Das ging schnell: Binnen Jahresfrist ist die Belastung der Luft am Neckartor deutlich zurückgegangen. Stuttgarts OB Fritz Kuhn will die Verbesserungen nutzen, um den angeschlagenen Ruf der Stadt zu verbessern – sobald alle Grenzwerte eingehalten werden.

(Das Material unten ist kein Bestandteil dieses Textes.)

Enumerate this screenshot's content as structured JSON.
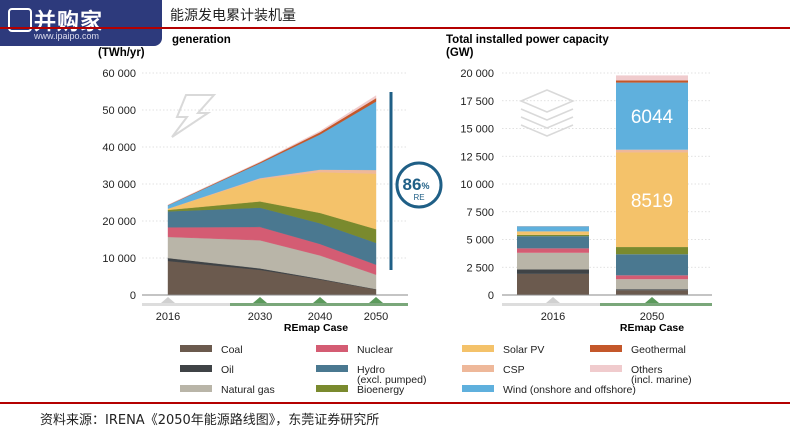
{
  "header": {
    "logo_text": "并购家",
    "logo_url": "www.ipaipo.com",
    "title": "能源发电累计装机量"
  },
  "source": "资料来源：IRENA《2050年能源路线图》，东莞证券研究所",
  "colors": {
    "Coal": "#6b5a4e",
    "Oil": "#3f4346",
    "Natural gas": "#b9b5a8",
    "Nuclear": "#d45c73",
    "Hydro": "#4a7890",
    "Bioenergy": "#7a8a2e",
    "Solar PV": "#f4c26a",
    "CSP": "#eeb89a",
    "Wind": "#5fb0dd",
    "Geothermal": "#c4572a",
    "Others": "#f0cbcd"
  },
  "legend": [
    {
      "key": "Coal",
      "label": "Coal",
      "sub": ""
    },
    {
      "key": "Nuclear",
      "label": "Nuclear",
      "sub": ""
    },
    {
      "key": "Solar PV",
      "label": "Solar PV",
      "sub": ""
    },
    {
      "key": "Geothermal",
      "label": "Geothermal",
      "sub": ""
    },
    {
      "key": "Oil",
      "label": "Oil",
      "sub": ""
    },
    {
      "key": "Hydro",
      "label": "Hydro",
      "sub": "(excl. pumped)"
    },
    {
      "key": "CSP",
      "label": "CSP",
      "sub": ""
    },
    {
      "key": "Others",
      "label": "Others",
      "sub": "(incl. marine)"
    },
    {
      "key": "Natural gas",
      "label": "Natural gas",
      "sub": ""
    },
    {
      "key": "Bioenergy",
      "label": "Bioenergy",
      "sub": ""
    },
    {
      "key": "Wind",
      "label": "Wind (onshore and offshore)",
      "sub": ""
    }
  ],
  "chart_data": [
    {
      "type": "area",
      "title_line1": "generation",
      "title_line2": "(TWh/yr)",
      "x": [
        "2016",
        "2030",
        "2040",
        "2050"
      ],
      "xlabel": "REmap Case",
      "ylim": [
        0,
        60000
      ],
      "yticks": [
        "0",
        "10 000",
        "20 000",
        "30 000",
        "40 000",
        "50 000",
        "60 000"
      ],
      "annotation": {
        "value": "86",
        "unit": "%",
        "label": "RE"
      },
      "series": [
        {
          "name": "Coal",
          "values": [
            9200,
            6800,
            4200,
            1500
          ]
        },
        {
          "name": "Oil",
          "values": [
            800,
            400,
            200,
            100
          ]
        },
        {
          "name": "Natural gas",
          "values": [
            5700,
            7600,
            6300,
            3900
          ]
        },
        {
          "name": "Nuclear",
          "values": [
            2600,
            3600,
            3100,
            2700
          ]
        },
        {
          "name": "Hydro",
          "values": [
            4300,
            5200,
            5600,
            5900
          ]
        },
        {
          "name": "Bioenergy",
          "values": [
            400,
            1700,
            2800,
            3700
          ]
        },
        {
          "name": "Solar PV",
          "values": [
            300,
            6000,
            11000,
            15000
          ]
        },
        {
          "name": "CSP",
          "values": [
            50,
            300,
            700,
            1000
          ]
        },
        {
          "name": "Wind",
          "values": [
            900,
            4000,
            9500,
            18500
          ]
        },
        {
          "name": "Geothermal",
          "values": [
            80,
            300,
            600,
            900
          ]
        },
        {
          "name": "Others",
          "values": [
            20,
            100,
            300,
            700
          ]
        }
      ]
    },
    {
      "type": "bar",
      "title_line1": "Total installed power capacity",
      "title_line2": "(GW)",
      "categories": [
        "2016",
        "2050"
      ],
      "xlabel": "REmap Case",
      "ylim": [
        0,
        20000
      ],
      "yticks": [
        "0",
        "2 500",
        "5 000",
        "7 500",
        "10 000",
        "12 500",
        "15 000",
        "17 500",
        "20 000"
      ],
      "series": [
        {
          "name": "Coal",
          "values": [
            1900,
            420
          ]
        },
        {
          "name": "Oil",
          "values": [
            400,
            100
          ]
        },
        {
          "name": "Natural gas",
          "values": [
            1500,
            900
          ]
        },
        {
          "name": "Nuclear",
          "values": [
            400,
            350
          ]
        },
        {
          "name": "Hydro",
          "values": [
            1100,
            1900
          ]
        },
        {
          "name": "Bioenergy",
          "values": [
            120,
            650
          ]
        },
        {
          "name": "Solar PV",
          "values": [
            300,
            8519
          ]
        },
        {
          "name": "CSP",
          "values": [
            10,
            250
          ]
        },
        {
          "name": "Wind",
          "values": [
            460,
            6044
          ]
        },
        {
          "name": "Geothermal",
          "values": [
            12,
            200
          ]
        },
        {
          "name": "Others",
          "values": [
            10,
            450
          ]
        }
      ],
      "data_labels": [
        {
          "series": "Solar PV",
          "category": "2050",
          "text": "8519"
        },
        {
          "series": "Wind",
          "category": "2050",
          "text": "6044"
        }
      ]
    }
  ]
}
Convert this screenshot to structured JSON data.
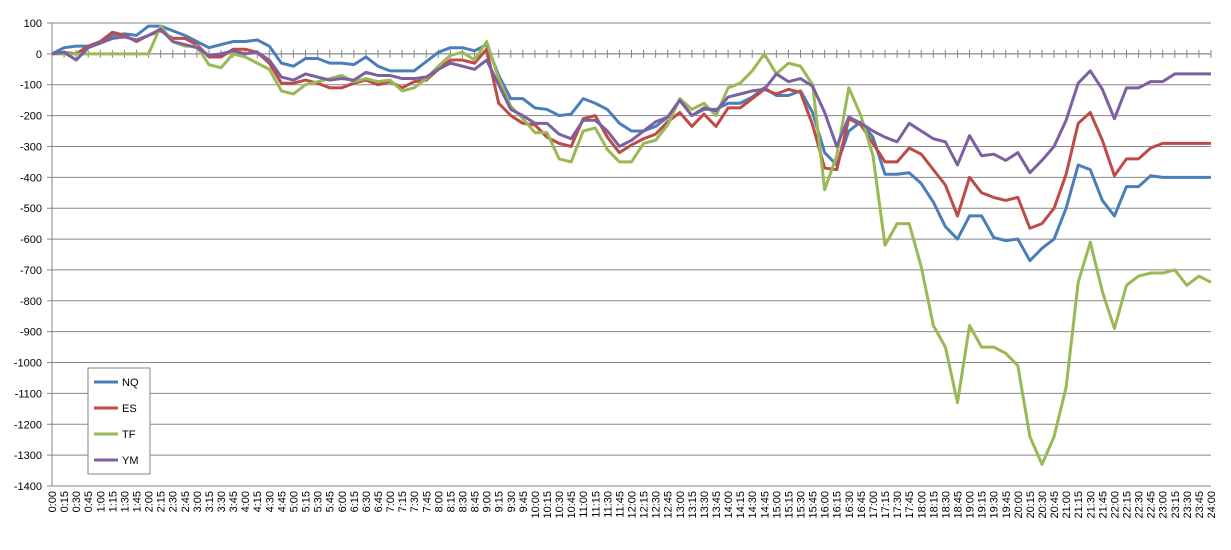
{
  "chart_data": {
    "type": "line",
    "categories": [
      "0:00",
      "0:15",
      "0:30",
      "0:45",
      "1:00",
      "1:15",
      "1:30",
      "1:45",
      "2:00",
      "2:15",
      "2:30",
      "2:45",
      "3:00",
      "3:15",
      "3:30",
      "3:45",
      "4:00",
      "4:15",
      "4:30",
      "4:45",
      "5:00",
      "5:15",
      "5:30",
      "5:45",
      "6:00",
      "6:15",
      "6:30",
      "6:45",
      "7:00",
      "7:15",
      "7:30",
      "7:45",
      "8:00",
      "8:15",
      "8:30",
      "8:45",
      "9:00",
      "9:15",
      "9:30",
      "9:45",
      "10:00",
      "10:15",
      "10:30",
      "10:45",
      "11:00",
      "11:15",
      "11:30",
      "11:45",
      "12:00",
      "12:15",
      "12:30",
      "12:45",
      "13:00",
      "13:15",
      "13:30",
      "13:45",
      "14:00",
      "14:15",
      "14:30",
      "14:45",
      "15:00",
      "15:15",
      "15:30",
      "15:45",
      "16:00",
      "16:15",
      "16:30",
      "16:45",
      "17:00",
      "17:15",
      "17:30",
      "17:45",
      "18:00",
      "18:15",
      "18:30",
      "18:45",
      "19:00",
      "19:15",
      "19:30",
      "19:45",
      "20:00",
      "20:15",
      "20:30",
      "20:45",
      "21:00",
      "21:15",
      "21:30",
      "21:45",
      "22:00",
      "22:15",
      "22:30",
      "22:45",
      "23:00",
      "23:15",
      "23:30",
      "23:45",
      "24:00"
    ],
    "series": [
      {
        "name": "NQ",
        "color": "#4a7ebb",
        "values": [
          0,
          20,
          25,
          25,
          35,
          60,
          65,
          60,
          90,
          90,
          75,
          60,
          40,
          20,
          30,
          40,
          40,
          45,
          25,
          -30,
          -40,
          -15,
          -15,
          -30,
          -30,
          -35,
          -10,
          -40,
          -55,
          -55,
          -55,
          -25,
          5,
          20,
          20,
          10,
          30,
          -70,
          -145,
          -145,
          -175,
          -180,
          -200,
          -195,
          -145,
          -160,
          -180,
          -225,
          -250,
          -250,
          -235,
          -205,
          -150,
          -200,
          -180,
          -180,
          -160,
          -160,
          -140,
          -110,
          -135,
          -135,
          -120,
          -190,
          -320,
          -360,
          -250,
          -220,
          -270,
          -390,
          -390,
          -385,
          -420,
          -480,
          -560,
          -600,
          -525,
          -525,
          -595,
          -605,
          -600,
          -670,
          -630,
          -600,
          -500,
          -360,
          -375,
          -475,
          -525,
          -430,
          -430,
          -395,
          -400,
          -400,
          -400,
          -400,
          -400
        ]
      },
      {
        "name": "ES",
        "color": "#be4b48",
        "values": [
          0,
          5,
          0,
          25,
          40,
          70,
          60,
          40,
          60,
          75,
          50,
          50,
          30,
          -10,
          -10,
          15,
          15,
          5,
          -30,
          -95,
          -95,
          -85,
          -95,
          -110,
          -110,
          -95,
          -85,
          -100,
          -90,
          -110,
          -90,
          -85,
          -50,
          -20,
          -20,
          -30,
          15,
          -160,
          -200,
          -225,
          -230,
          -270,
          -290,
          -300,
          -210,
          -200,
          -270,
          -320,
          -295,
          -275,
          -260,
          -220,
          -190,
          -235,
          -195,
          -235,
          -175,
          -175,
          -145,
          -115,
          -130,
          -115,
          -125,
          -230,
          -370,
          -375,
          -210,
          -230,
          -290,
          -350,
          -350,
          -305,
          -325,
          -375,
          -425,
          -525,
          -400,
          -450,
          -465,
          -475,
          -465,
          -565,
          -550,
          -500,
          -390,
          -225,
          -190,
          -280,
          -395,
          -340,
          -340,
          -305,
          -290,
          -290,
          -290,
          -290,
          -290
        ]
      },
      {
        "name": "TF",
        "color": "#98b954",
        "values": [
          0,
          0,
          0,
          0,
          0,
          0,
          0,
          0,
          0,
          90,
          40,
          25,
          25,
          -35,
          -45,
          0,
          -10,
          -30,
          -50,
          -120,
          -130,
          -100,
          -90,
          -80,
          -70,
          -90,
          -80,
          -90,
          -85,
          -120,
          -110,
          -80,
          -40,
          -5,
          5,
          -20,
          40,
          -80,
          -170,
          -210,
          -255,
          -255,
          -340,
          -350,
          -250,
          -240,
          -310,
          -350,
          -350,
          -290,
          -280,
          -230,
          -145,
          -180,
          -160,
          -200,
          -110,
          -95,
          -55,
          0,
          -65,
          -30,
          -40,
          -100,
          -440,
          -330,
          -110,
          -200,
          -330,
          -620,
          -550,
          -550,
          -690,
          -880,
          -950,
          -1130,
          -880,
          -950,
          -950,
          -970,
          -1010,
          -1240,
          -1330,
          -1240,
          -1080,
          -740,
          -610,
          -770,
          -890,
          -750,
          -720,
          -710,
          -710,
          -700,
          -750,
          -720,
          -740
        ]
      },
      {
        "name": "YM",
        "color": "#7d60a0",
        "values": [
          0,
          5,
          -20,
          20,
          35,
          50,
          55,
          45,
          60,
          80,
          40,
          30,
          20,
          -5,
          0,
          10,
          0,
          5,
          -20,
          -75,
          -85,
          -65,
          -75,
          -85,
          -80,
          -85,
          -60,
          -70,
          -70,
          -80,
          -80,
          -75,
          -50,
          -30,
          -40,
          -50,
          -20,
          -100,
          -180,
          -200,
          -225,
          -225,
          -260,
          -275,
          -215,
          -215,
          -250,
          -300,
          -280,
          -250,
          -220,
          -205,
          -150,
          -200,
          -175,
          -185,
          -140,
          -130,
          -120,
          -115,
          -65,
          -90,
          -80,
          -105,
          -190,
          -300,
          -205,
          -225,
          -250,
          -270,
          -285,
          -225,
          -250,
          -275,
          -285,
          -360,
          -265,
          -330,
          -325,
          -345,
          -320,
          -385,
          -345,
          -300,
          -215,
          -95,
          -55,
          -115,
          -210,
          -110,
          -110,
          -90,
          -90,
          -65,
          -65,
          -65,
          -65
        ]
      }
    ],
    "ylim": [
      -1400,
      100
    ],
    "yticks": [
      -1400,
      -1300,
      -1200,
      -1100,
      -1000,
      -900,
      -800,
      -700,
      -600,
      -500,
      -400,
      -300,
      -200,
      -100,
      0,
      100
    ],
    "grid": true,
    "legend": "bottom-left"
  }
}
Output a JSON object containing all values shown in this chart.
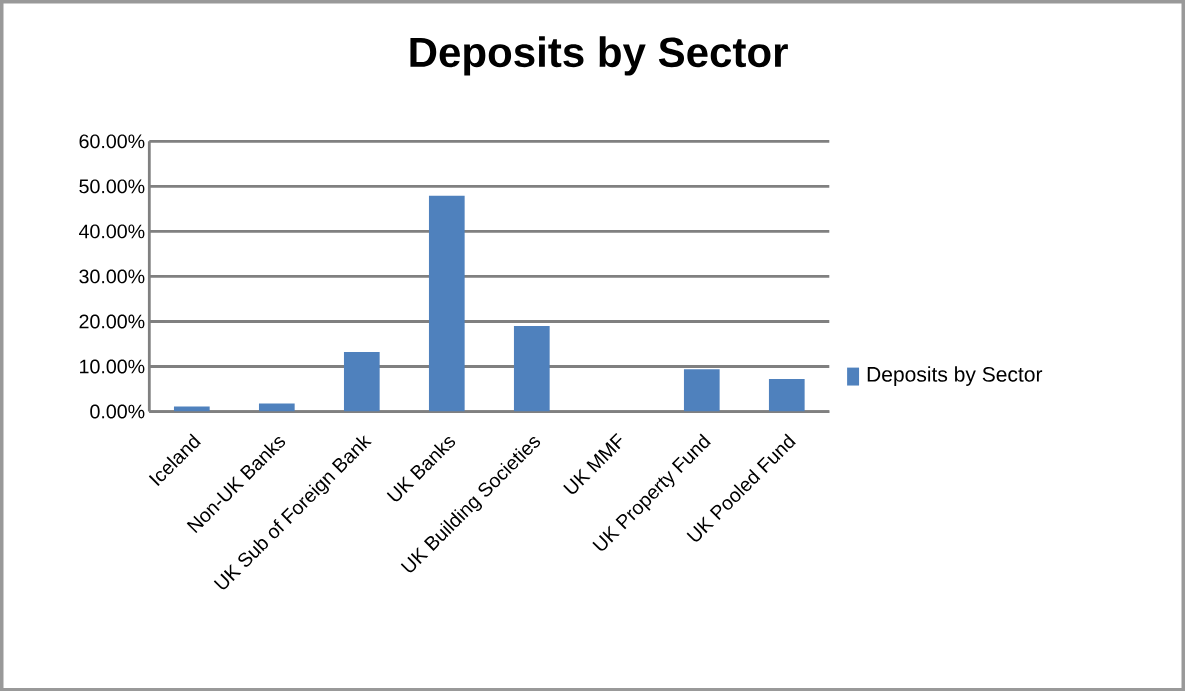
{
  "chart_data": {
    "type": "bar",
    "title": "Deposits by Sector",
    "categories": [
      "Iceland",
      "Non-UK Banks",
      "UK Sub of Foreign Bank",
      "UK Banks",
      "UK Building Societies",
      "UK MMF",
      "UK Property Fund",
      "UK Pooled Fund"
    ],
    "series": [
      {
        "name": "Deposits by Sector",
        "color": "#4f81bd",
        "values": [
          1.1,
          1.8,
          13.2,
          47.9,
          19.0,
          0,
          9.4,
          7.2
        ]
      }
    ],
    "ylim": [
      0,
      60
    ],
    "yticks": [
      {
        "value": 0,
        "label": "0.00%"
      },
      {
        "value": 10,
        "label": "10.00%"
      },
      {
        "value": 20,
        "label": "20.00%"
      },
      {
        "value": 30,
        "label": "30.00%"
      },
      {
        "value": 40,
        "label": "40.00%"
      },
      {
        "value": 50,
        "label": "50.00%"
      },
      {
        "value": 60,
        "label": "60.00%"
      }
    ],
    "grid": "y",
    "legend": "right"
  }
}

Stuttgart - Stuttgarts OB Fritz Kuhn (Grüne) sieht die deutliche Verbesserung der Luftqualität am Stuttgarter Neckartor als Erfolg der städtischen Politik. „Die Stadt hat enorm viele Schritte unternommen, um die Schadstoffwerte zu verringern“, sagte Kuhn unserer Zeitung. Mit der Verringerung der Stickoxid- und Feinstaubbelastung sei ein „Riesenschritt“ gelungen, zu dem viele einzelne Maßnahmen beigetragen hätten – darunter die Steigerung der Fahrgastzahl im öffentlichen Nahverkehr, mit der man bundesweit an der Spitze liege, und auch das Wegkehren von Feinstaub, das die Belastung an mehreren Tagen unter den Grenzwert gebracht dürfte.

Kuhn kündigte an, die Verbesserungen zu einem späteren Zeitpunkt öffentlichkeitswirksam zu vermarkten, um den Ruf der Stadt zu verbessern, der gegenwärtig durch die hohen Stickoxid- und Feinstaubwerte am Neckartor belastet ist. „Ich freue mich auf den Tag, an dem wir alle Grenzwerte einhalten“, sagte der Rathaus-Chef. „Dann wird es eine ungeheuer gute Vermarktung geben.“ Gegenwärtig sei es für eine solche Vermarktung noch zu früh, da noch immer Grenzwerte überschritten würden.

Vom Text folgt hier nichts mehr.